Trajectory Foundation / Black History Month
Shirley Chisholm

Shirley Chisholm

THE WHY:

In 1968, Shirley Chisholm became the first black woman elected to the Unites States Congress. She served 7 terms for her New York district and in 1972 became the first black candidate for a major party’s nomination for President of the United States. Chisholm was also a founding member of the National Women’s Political Caucus and she was a staunch supporter of the Equal Rights Amendment. Her early career was in teaching, and one of her primary contributions to the U.S. House of Representatives was in the Education and Labor Committee. She was awarded the Presidential Medal of Freedom posthumously in November 2015.

TRAJECTORY MOMENT:

Her parents were poor and struggled to raise five children on their own in Brooklyn, so her parents made the difficult decision to send Shirley and her two sisters to Barbados to live with grandparents in 1929. She returned to Brooklyn in 1934, but while in Barbados she received a serious education in a one room school house. In her 1970 biography, Unbought and Unbossed, she wrote that it wasn’t until “years later that I would know what an important gift my parents had given me by seeing to it that I had my early education in the strict, British-style schools of Barbados. If I speak and write easily now, that early education is the main reason.”

SUMMARY:

As a trailblazer, Shirley Chisholm was an inspiration to black and female audiences during her time in Congress. As easy as it would be to make a more complete list of her accomplishments, her many quotes still serve as relevant inspirations to many people today.  Here is an opinion of a top 5 Shirley Chisholm quotes:

1) “Service is the rent we pay for the privilege of living on this Earth”

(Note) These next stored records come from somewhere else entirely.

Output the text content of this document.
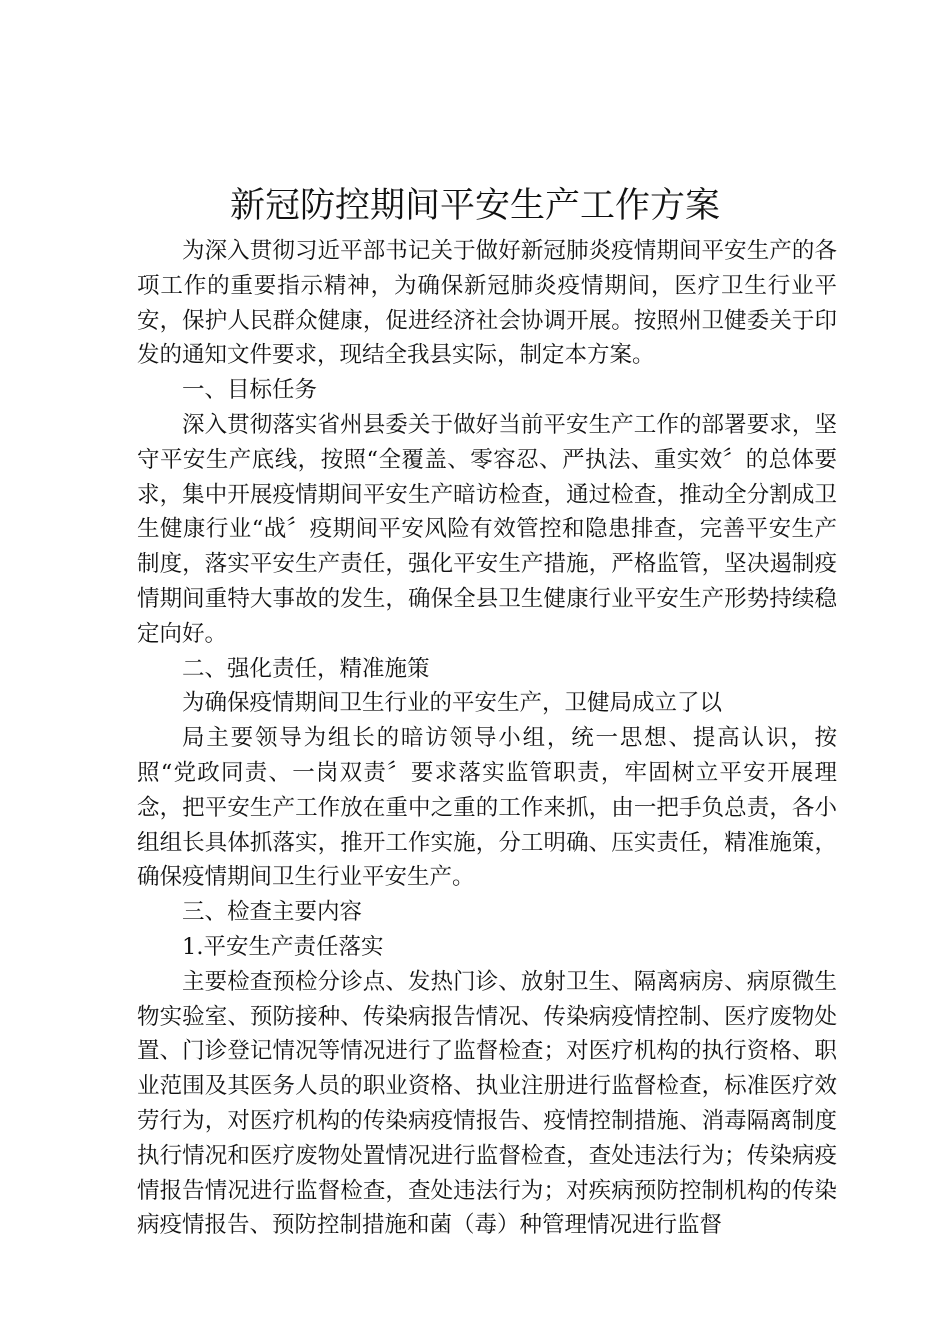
新冠防控期间平安生产工作方案

为深入贯彻习近平部书记关于做好新冠肺炎疫情期间平安生产的各项工作的重要指示精神，为确保新冠肺炎疫情期间，医疗卫生行业平安，保护人民群众健康，促进经济社会协调开展。按照州卫健委关于印发的通知文件要求，现结全我县实际，制定本方案。

一、目标任务

深入贯彻落实省州县委关于做好当前平安生产工作的部署要求，坚守平安生产底线，按照“全覆盖、零容忍、严执法、重实效〞的总体要求，集中开展疫情期间平安生产暗访检查，通过检查，推动全分割成卫生健康行业“战〞疫期间平安风险有效管控和隐患排查，完善平安生产制度，落实平安生产责任，强化平安生产措施，严格监管，坚决遏制疫情期间重特大事故的发生，确保全县卫生健康行业平安生产形势持续稳定向好。

二、强化责任，精准施策

为确保疫情期间卫生行业的平安生产，卫健局成立了以

局主要领导为组长的暗访领导小组，统一思想、提高认识，按照“党政同责、一岗双责〞要求落实监管职责，牢固树立平安开展理念，把平安生产工作放在重中之重的工作来抓，由一把手负总责，各小组组长具体抓落实，推开工作实施，分工明确、压实责任，精准施策，确保疫情期间卫生行业平安生产。

三、检查主要内容

1.平安生产责任落实

主要检查预检分诊点、发热门诊、放射卫生、隔离病房、病原微生物实验室、预防接种、传染病报告情况、传染病疫情控制、医疗废物处置、门诊登记情况等情况进行了监督检查；对医疗机构的执行资格、职业范围及其医务人员的职业资格、执业注册进行监督检查，标准医疗效劳行为，对医疗机构的传染病疫情报告、疫情控制措施、消毒隔离制度执行情况和医疗废物处置情况进行监督检查，查处违法行为；传染病疫情报告情况进行监督检查，查处违法行为；对疾病预防控制机构的传染病疫情报告、预防控制措施和菌（毒）种管理情况进行监督
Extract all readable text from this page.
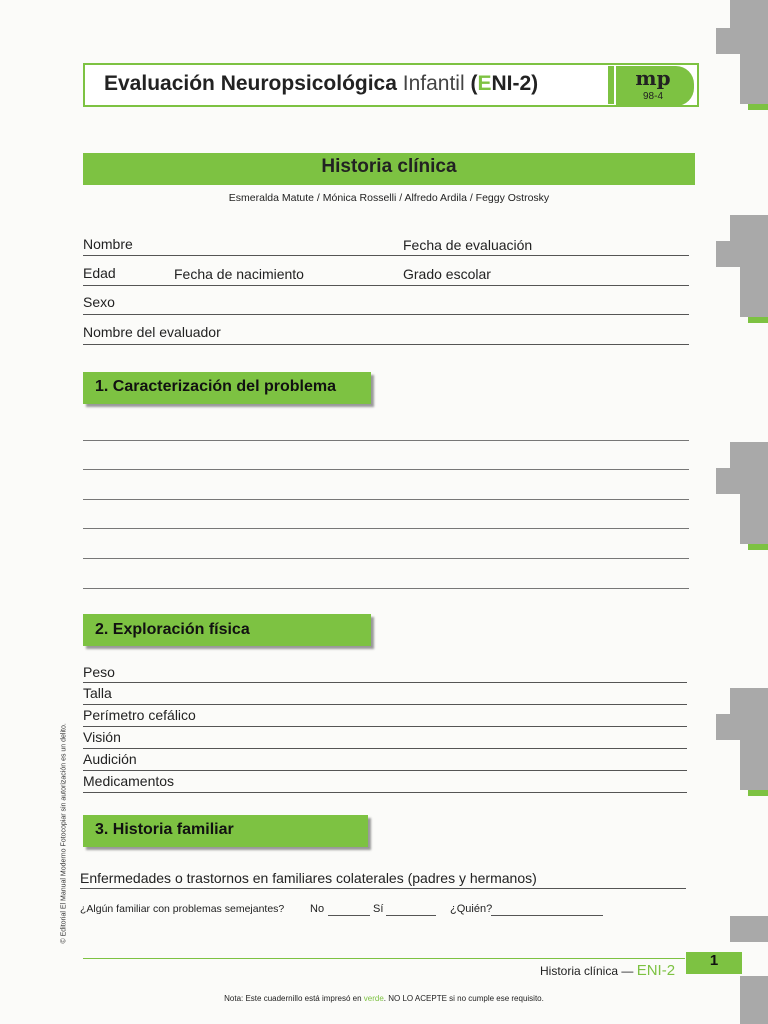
Evaluación Neuropsicológica Infantil (ENI-2)	mp
98-4
Historia clínica
Esmeralda Matute / Mónica Rosselli / Alfredo Ardila / Feggy Ostrosky
Nombre	Fecha de evaluación
Edad	Fecha de nacimiento	Grado escolar
Sexo
Nombre del evaluador
1. Caracterización del problema
2. Exploración física
Peso
Talla
Perímetro cefálico
Visión
Audición
Medicamentos
3. Historia familiar
Enfermedades o trastornos en familiares colaterales (padres y hermanos)
¿Algún familiar con problemas semejantes? No	Sí	¿Quién?
Historia clínica — ENI-2
1
Nota: Este cuadernillo está impresó en verde. NO LO ACEPTE si no cumple ese requisito.
© Editorial El Manual Moderno Fotocopiar sin autorización es un delito.
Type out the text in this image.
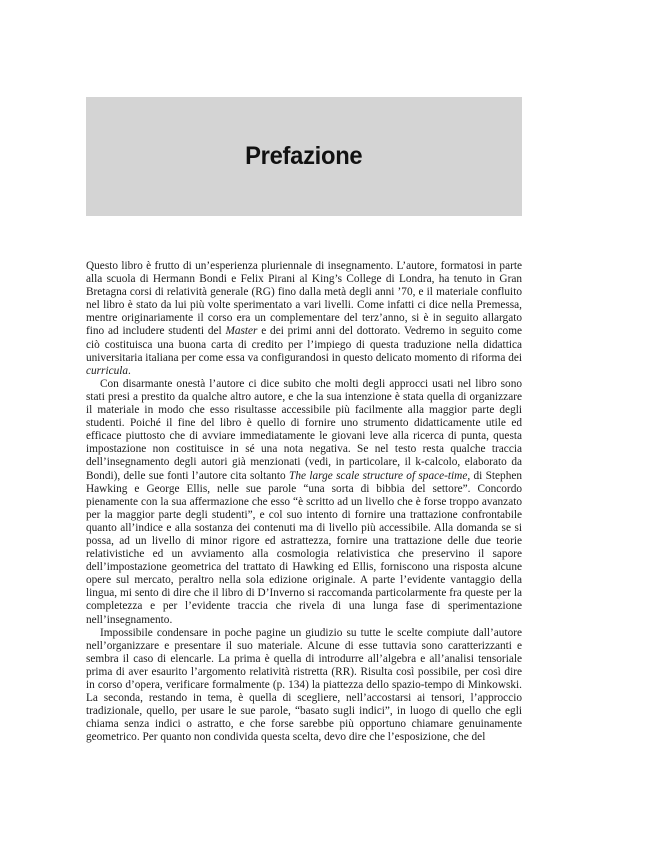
Prefazione

Questo libro è frutto di un’esperienza pluriennale di insegnamento. L’autore, formatosi in parte alla scuola di Hermann Bondi e Felix Pirani al King’s College di Londra, ha tenuto in Gran Bretagna corsi di relatività generale (RG) fino dalla metà degli anni ’70, e il materiale confluito nel libro è stato da lui più volte sperimentato a vari livelli. Come infatti ci dice nella Premessa, mentre originariamente il corso era un complementare del terz’anno, si è in seguito allargato fino ad includere studenti del Master e dei primi anni del dottorato. Vedremo in seguito come ciò costituisca una buona carta di credito per l’impiego di questa traduzione nella didattica universitaria italiana per come essa va configurandosi in questo delicato momento di riforma dei curricula.

Con disarmante onestà l’autore ci dice subito che molti degli approcci usati nel libro sono stati presi a prestito da qualche altro autore, e che la sua intenzione è stata quella di organizzare il materiale in modo che esso risultasse accessibile più facilmente alla maggior parte degli studenti. Poiché il fine del libro è quello di fornire uno strumento didatticamente utile ed efficace piuttosto che di avviare immediatamente le giovani leve alla ricerca di punta, questa impostazione non costituisce in sé una nota negativa. Se nel testo resta qualche traccia dell’insegnamento degli autori già menzionati (vedi, in particolare, il k-calcolo, elaborato da Bondi), delle sue fonti l’autore cita soltanto The large scale structure of space-time, di Stephen Hawking e George Ellis, nelle sue parole “una sorta di bibbia del settore”. Concordo pienamente con la sua affermazione che esso “è scritto ad un livello che è forse troppo avanzato per la maggior parte degli studenti”, e col suo intento di fornire una trattazione confrontabile quanto all’indice e alla sostanza dei contenuti ma di livello più accessibile. Alla domanda se si possa, ad un livello di minor rigore ed astrattezza, fornire una trattazione delle due teorie relativistiche ed un avviamento alla cosmologia relativistica che preservino il sapore dell’impostazione geometrica del trattato di Hawking ed Ellis, forniscono una risposta alcune opere sul mercato, peraltro nella sola edizione originale. A parte l’evidente vantaggio della lingua, mi sento di dire che il libro di D’Inverno si raccomanda particolarmente fra queste per la completezza e per l’evidente traccia che rivela di una lunga fase di sperimentazione nell’insegnamento.

Impossibile condensare in poche pagine un giudizio su tutte le scelte compiute dall’autore nell’organizzare e presentare il suo materiale. Alcune di esse tuttavia sono caratterizzanti e sembra il caso di elencarle. La prima è quella di introdurre all’algebra e all’analisi tensoriale prima di aver esaurito l’argomento relatività ristretta (RR). Risulta così possibile, per così dire in corso d’opera, verificare formalmente (p. 134) la piattezza dello spazio-tempo di Minkowski. La seconda, restando in tema, è quella di scegliere, nell’accostarsi ai tensori, l’approccio tradizionale, quello, per usare le sue parole, “basato sugli indici”, in luogo di quello che egli chiama senza indici o astratto, e che forse sarebbe più opportuno chiamare genuinamente geometrico. Per quanto non condivida questa scelta, devo dire che l’esposizione, che del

2) “In the end anti-black, anti-female, and all forms of discrimination are equivalent to same thing: anti-humanism.”

3) “I have never cared too much about what people say.  What I am interested in is what they do.”

4) “You don’t make progress by standing on the sidelines, whimpering and complaining.  You make progress by implementing ideas.”

5) “If they don’t give you a seat at the table, bring a folding chair.”